THE MONEY WOULD COME FROM PUBLIC TRANSIT! This measure won't raise taxes, but the money spent for freeway projects has to come from somewhere! This money comes from short-changing public transit. Previously, these funds went to both transit and highways. This measure's full text says "[these] funds shall not be used for transit projects." This makes ALMOST ALL of these funds available ONLY for FREEWAYS AND HIGHWAYS! VOTE NO!
DON'T BE FOOLED! No project on their list will ease congestion for long. The same interests pushed the sales tax for Freeway 85. Its construction triggered HUGE LAND DEVELOPMENTS. As a result, just two years after opening, the same congestion returned -including on parallel roads. Freeway proponents raised our taxes for TEN years, increased smog, but we got just TWO years of "traffic relief." VOTE NO!

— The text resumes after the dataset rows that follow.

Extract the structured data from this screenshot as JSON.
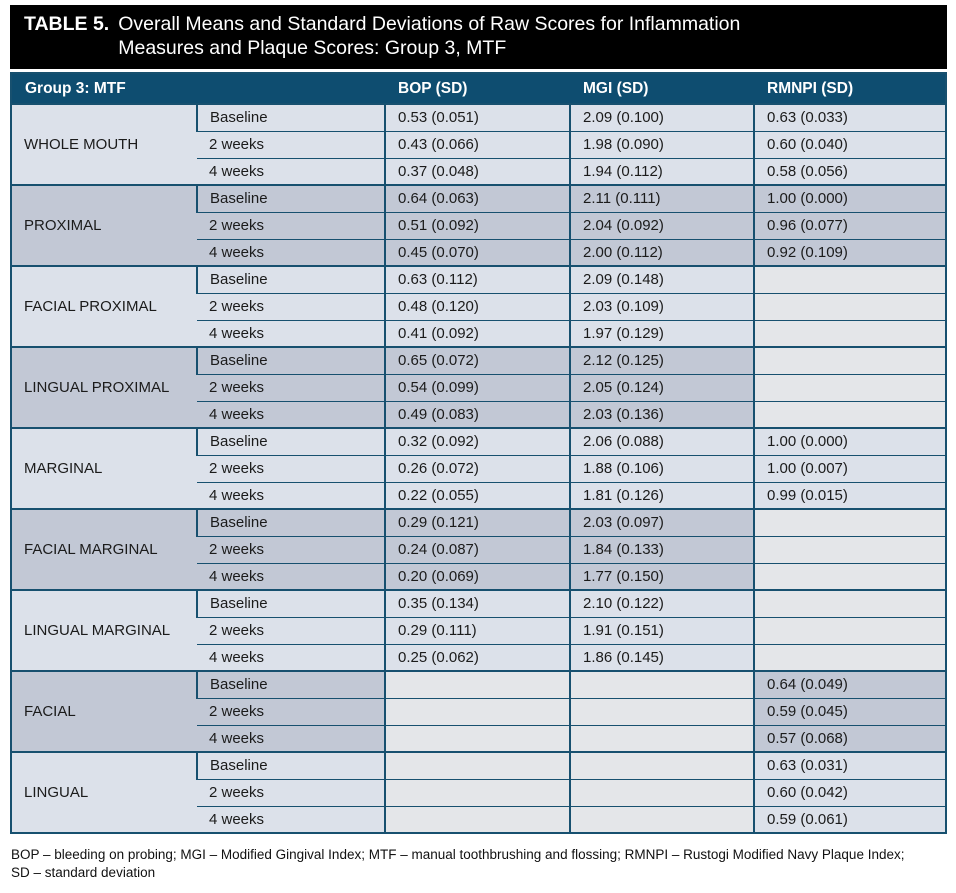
{
  "title": {
    "label": "TABLE 5.",
    "text": "Overall Means and Standard Deviations of Raw Scores for Inflammation Measures and Plaque Scores: Group 3, MTF"
  },
  "header": {
    "group_label": "Group 3: MTF",
    "columns": [
      "BOP (SD)",
      "MGI (SD)",
      "RMNPI (SD)"
    ]
  },
  "table": {
    "sections": [
      {
        "label": "WHOLE MOUTH",
        "shade": "light",
        "rows": [
          {
            "period": "Baseline",
            "bop": "0.53 (0.051)",
            "mgi": "2.09 (0.100)",
            "rmnpi": "0.63 (0.033)"
          },
          {
            "period": "2 weeks",
            "bop": "0.43 (0.066)",
            "mgi": "1.98 (0.090)",
            "rmnpi": "0.60 (0.040)"
          },
          {
            "period": "4 weeks",
            "bop": "0.37 (0.048)",
            "mgi": "1.94 (0.112)",
            "rmnpi": "0.58 (0.056)"
          }
        ]
      },
      {
        "label": "PROXIMAL",
        "shade": "dark",
        "rows": [
          {
            "period": "Baseline",
            "bop": "0.64 (0.063)",
            "mgi": "2.11 (0.111)",
            "rmnpi": "1.00 (0.000)"
          },
          {
            "period": "2 weeks",
            "bop": "0.51 (0.092)",
            "mgi": "2.04 (0.092)",
            "rmnpi": "0.96 (0.077)"
          },
          {
            "period": "4 weeks",
            "bop": "0.45 (0.070)",
            "mgi": "2.00 (0.112)",
            "rmnpi": "0.92 (0.109)"
          }
        ]
      },
      {
        "label": "FACIAL PROXIMAL",
        "shade": "light",
        "rows": [
          {
            "period": "Baseline",
            "bop": "0.63 (0.112)",
            "mgi": "2.09 (0.148)",
            "rmnpi": ""
          },
          {
            "period": "2 weeks",
            "bop": "0.48 (0.120)",
            "mgi": "2.03 (0.109)",
            "rmnpi": ""
          },
          {
            "period": "4 weeks",
            "bop": "0.41 (0.092)",
            "mgi": "1.97 (0.129)",
            "rmnpi": ""
          }
        ]
      },
      {
        "label": "LINGUAL PROXIMAL",
        "shade": "dark",
        "rows": [
          {
            "period": "Baseline",
            "bop": "0.65 (0.072)",
            "mgi": "2.12 (0.125)",
            "rmnpi": ""
          },
          {
            "period": "2 weeks",
            "bop": "0.54 (0.099)",
            "mgi": "2.05 (0.124)",
            "rmnpi": ""
          },
          {
            "period": "4 weeks",
            "bop": "0.49 (0.083)",
            "mgi": "2.03 (0.136)",
            "rmnpi": ""
          }
        ]
      },
      {
        "label": "MARGINAL",
        "shade": "light",
        "rows": [
          {
            "period": "Baseline",
            "bop": "0.32 (0.092)",
            "mgi": "2.06 (0.088)",
            "rmnpi": "1.00 (0.000)"
          },
          {
            "period": "2 weeks",
            "bop": "0.26 (0.072)",
            "mgi": "1.88 (0.106)",
            "rmnpi": "1.00 (0.007)"
          },
          {
            "period": "4 weeks",
            "bop": "0.22 (0.055)",
            "mgi": "1.81 (0.126)",
            "rmnpi": "0.99 (0.015)"
          }
        ]
      },
      {
        "label": "FACIAL MARGINAL",
        "shade": "dark",
        "rows": [
          {
            "period": "Baseline",
            "bop": "0.29 (0.121)",
            "mgi": "2.03 (0.097)",
            "rmnpi": ""
          },
          {
            "period": "2 weeks",
            "bop": "0.24 (0.087)",
            "mgi": "1.84 (0.133)",
            "rmnpi": ""
          },
          {
            "period": "4 weeks",
            "bop": "0.20 (0.069)",
            "mgi": "1.77 (0.150)",
            "rmnpi": ""
          }
        ]
      },
      {
        "label": "LINGUAL MARGINAL",
        "shade": "light",
        "rows": [
          {
            "period": "Baseline",
            "bop": "0.35 (0.134)",
            "mgi": "2.10 (0.122)",
            "rmnpi": ""
          },
          {
            "period": "2 weeks",
            "bop": "0.29 (0.111)",
            "mgi": "1.91 (0.151)",
            "rmnpi": ""
          },
          {
            "period": "4 weeks",
            "bop": "0.25 (0.062)",
            "mgi": "1.86 (0.145)",
            "rmnpi": ""
          }
        ]
      },
      {
        "label": "FACIAL",
        "shade": "dark",
        "rows": [
          {
            "period": "Baseline",
            "bop": "",
            "mgi": "",
            "rmnpi": "0.64 (0.049)"
          },
          {
            "period": "2 weeks",
            "bop": "",
            "mgi": "",
            "rmnpi": "0.59 (0.045)"
          },
          {
            "period": "4 weeks",
            "bop": "",
            "mgi": "",
            "rmnpi": "0.57 (0.068)"
          }
        ]
      },
      {
        "label": "LINGUAL",
        "shade": "light",
        "rows": [
          {
            "period": "Baseline",
            "bop": "",
            "mgi": "",
            "rmnpi": "0.63 (0.031)"
          },
          {
            "period": "2 weeks",
            "bop": "",
            "mgi": "",
            "rmnpi": "0.60 (0.042)"
          },
          {
            "period": "4 weeks",
            "bop": "",
            "mgi": "",
            "rmnpi": "0.59 (0.061)"
          }
        ]
      }
    ]
  },
  "footnote": {
    "lines": [
      "BOP – bleeding on probing; MGI – Modified Gingival Index; MTF – manual toothbrushing and flossing; RMNPI – Rustogi Modified Navy Plaque Index;",
      "SD – standard deviation"
    ]
  },
  "colors": {
    "title_bg": "#000000",
    "header_bg": "#0e4d70",
    "row_light": "#dce1ea",
    "row_dark": "#c2c8d5",
    "empty_cell": "#e4e6e9",
    "border": "#17506f"
  }
}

This measure handcuffs the next generation of elected officials until 2036. They cannot react to unexpected transportation problems. Consider that:
This Measure is a power grab by the VTA Board and their supporters. Being subject to term limits, this VTA Board wants to dictate policy for future VTA Boards. VOTE NO!
/s/ Rafael K. Reyes, Executive Committee Chair, Sierra Club Loma Prieta Chapter
Santa Clara County Firefighters' Union, Deputy Sheriffs' Association of Santa Clara County, San Jose Firefighters Association, and the San Jose Police Officers' Association support Measure B because it repairs dangerous bottlenecks - allowing them to respond quickly to accidents or crises.
Measure B dedicates $2.1 billion dollars for critical, unfunded safety and repair projects for highways, expressways, streets, and roads - identified by two years of extensive public input involving all 15 Santa Clara County cities and towns. It will not affect funding for BART, light rail, CalTrain, or buses.
Transit projects like BART to Santa Clara County, expanded light rail, bus and CalTrain service, and a connection to the Mineta San Jose International Airport will receive over $6.5 billion during the next 30 years through local and federal sources.
Measure B dedicates $2.1 billion for repairs to congested highways, expressways, and roads - including $450 million to fix potholes, $70 million for signal synchronization and traffic flow improvements, and $65 million for bicycle and pedestrian safety projects.
By funding safer and less congested highways, expressways, and roads - we will all spend less time in cars-meaning more time with our families and improved air quality.
Public safety professionals, transportation experts, local, state, and federal officials, and business and labor leaders support Measure B for safer, less congested roads - WITHOUT REDUCING TRANSIT FUNDING AND WITHOUT RAISING TAXES.
/s/ Jose L. Salcido, President, Deputy Sheriffs' Association of Santa Clara County
|Full Text of Measure B|
|Shall the following ordinance be enacted?
The people of the Santa Clara Valley Transportation Authority ordain as follows:
Section 1. Santa Clara Valley Transportation Authority shall allocate those State Transportation Improvement Program (STIP) and Federal Discretionary Funds specifically identified in VTA Resolution No. 00.08.49 adopted on August 29, 2000 to roadway, bicycle and pedestrian projects and programs set forth in VTP 2020 as adopted on December 14, 2000 or as VTP 2020 may thereafter be amended.
Section 2. The aforementioned funds shall not be used for transit projects.
Section 3. The limitation set forth in Section 1, above, shall not apply to additional Federal Discretionary funds or to additional State funds identified, made available, or created subsequent to August 29, 2000. Such new funds may be used for other transit or transportation purposes at the discretion of the Board of Directors.
Section 4. This ordinance shall take effect 30 days after its adoption by the voters and shall expire on March 31, 2036.